Rice (米 (Mǐ)) is a novel by Chinese author Su Tong. It was published in Chinese by Yuan-Liou Publishing Co. (遠流出版公司).

It was the first full length novel by Su Tong published in English. Sabina Knight (Chinese name: 桑稟華 (Sāng Bǐnghuá)), formerly known as Deirdre Sabina Knight, described Rice as Su Tong's first full length novel.

Morrow/HarperCollins published the English version.

==Plot==
The story is based during the flood days in 1930s in China, when people immigrated from the countryside to the urban areas in search of work. This is also a story about Five Dragons, a poor but haughty country boy, chancing his fortune in the city and the humiliation he faces as soon as he reaches the city.

He is a typical man hungry for wealth but with an insatiable thirst for pleasure, especially sex. His master has two daughters, "Cloud Weave" and "Cloud Silk". Cloud Weave is very much like Five Dragons, and shares his sexual appetite. She is a mistress to a local mafia.
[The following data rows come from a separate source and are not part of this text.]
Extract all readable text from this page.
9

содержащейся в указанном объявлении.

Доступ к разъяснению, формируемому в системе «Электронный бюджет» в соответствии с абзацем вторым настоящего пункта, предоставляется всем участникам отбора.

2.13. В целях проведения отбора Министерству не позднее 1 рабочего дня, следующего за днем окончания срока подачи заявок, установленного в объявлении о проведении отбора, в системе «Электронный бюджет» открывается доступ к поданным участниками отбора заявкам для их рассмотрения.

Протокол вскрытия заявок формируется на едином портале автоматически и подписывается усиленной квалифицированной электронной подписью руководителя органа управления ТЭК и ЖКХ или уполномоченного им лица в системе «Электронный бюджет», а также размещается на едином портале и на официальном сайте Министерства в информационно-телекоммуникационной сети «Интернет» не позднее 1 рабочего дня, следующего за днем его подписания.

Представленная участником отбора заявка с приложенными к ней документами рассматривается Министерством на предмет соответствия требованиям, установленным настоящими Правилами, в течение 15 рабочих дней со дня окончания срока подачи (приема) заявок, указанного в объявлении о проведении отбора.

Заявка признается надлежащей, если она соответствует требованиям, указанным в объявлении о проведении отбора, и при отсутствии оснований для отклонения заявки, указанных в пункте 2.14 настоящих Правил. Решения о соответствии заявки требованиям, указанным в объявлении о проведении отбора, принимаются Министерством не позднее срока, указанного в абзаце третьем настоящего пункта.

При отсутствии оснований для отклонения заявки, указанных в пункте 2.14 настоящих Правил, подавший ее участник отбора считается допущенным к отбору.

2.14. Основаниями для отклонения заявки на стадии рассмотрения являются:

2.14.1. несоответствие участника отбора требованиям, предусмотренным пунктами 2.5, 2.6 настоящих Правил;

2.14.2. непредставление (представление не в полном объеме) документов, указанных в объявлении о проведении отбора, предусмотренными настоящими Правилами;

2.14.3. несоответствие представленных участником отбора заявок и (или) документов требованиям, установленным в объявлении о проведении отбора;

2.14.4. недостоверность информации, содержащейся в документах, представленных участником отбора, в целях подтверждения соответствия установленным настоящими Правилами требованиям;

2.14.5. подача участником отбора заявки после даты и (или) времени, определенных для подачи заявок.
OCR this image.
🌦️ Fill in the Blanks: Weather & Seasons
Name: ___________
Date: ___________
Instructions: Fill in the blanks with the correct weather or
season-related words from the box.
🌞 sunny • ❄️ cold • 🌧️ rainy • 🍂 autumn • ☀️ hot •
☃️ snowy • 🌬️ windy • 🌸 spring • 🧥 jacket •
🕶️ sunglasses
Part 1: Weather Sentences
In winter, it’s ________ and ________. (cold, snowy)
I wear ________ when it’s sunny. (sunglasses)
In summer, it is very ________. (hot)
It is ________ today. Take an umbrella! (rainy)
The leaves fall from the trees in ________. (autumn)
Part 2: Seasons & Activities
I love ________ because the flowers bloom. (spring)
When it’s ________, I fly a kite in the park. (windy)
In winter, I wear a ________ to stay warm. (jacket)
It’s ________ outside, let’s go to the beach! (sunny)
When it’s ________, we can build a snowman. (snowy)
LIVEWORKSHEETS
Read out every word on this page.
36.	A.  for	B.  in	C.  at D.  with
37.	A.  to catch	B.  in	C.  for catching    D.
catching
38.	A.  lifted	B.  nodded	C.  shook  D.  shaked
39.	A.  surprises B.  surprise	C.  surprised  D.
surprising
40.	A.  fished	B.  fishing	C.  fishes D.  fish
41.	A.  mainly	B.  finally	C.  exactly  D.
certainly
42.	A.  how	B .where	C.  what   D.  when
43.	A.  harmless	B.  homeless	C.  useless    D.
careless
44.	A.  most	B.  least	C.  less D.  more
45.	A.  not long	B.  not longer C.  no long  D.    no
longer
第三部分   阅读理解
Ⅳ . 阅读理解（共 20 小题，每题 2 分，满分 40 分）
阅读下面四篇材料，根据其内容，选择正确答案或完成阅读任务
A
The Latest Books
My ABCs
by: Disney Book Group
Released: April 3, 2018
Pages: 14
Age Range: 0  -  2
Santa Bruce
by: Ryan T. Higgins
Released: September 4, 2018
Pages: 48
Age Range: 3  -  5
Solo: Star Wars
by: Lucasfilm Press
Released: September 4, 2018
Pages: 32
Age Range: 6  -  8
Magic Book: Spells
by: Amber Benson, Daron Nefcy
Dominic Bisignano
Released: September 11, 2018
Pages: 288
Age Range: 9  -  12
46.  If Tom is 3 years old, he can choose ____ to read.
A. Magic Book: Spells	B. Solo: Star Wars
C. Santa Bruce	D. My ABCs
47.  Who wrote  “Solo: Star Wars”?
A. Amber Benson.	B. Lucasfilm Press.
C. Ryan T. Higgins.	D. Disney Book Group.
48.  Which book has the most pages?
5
Five Dragons marries her and inherits the property of his master: his rice emporium and his whole business. But men tire easily of their playthings, particularly in this wayward family. Fidelity is an unrecognised term for them.

This story also shows how infidelity passes from one generation to another in this family.

==Reception==
In regards to the English translation, Kirkus Reviews described it as a "riveting melodrama". Publishers Weekly noted the translated version with a star and stated "there's much that's beautiful in the way he portrays it-with seething energy and anger."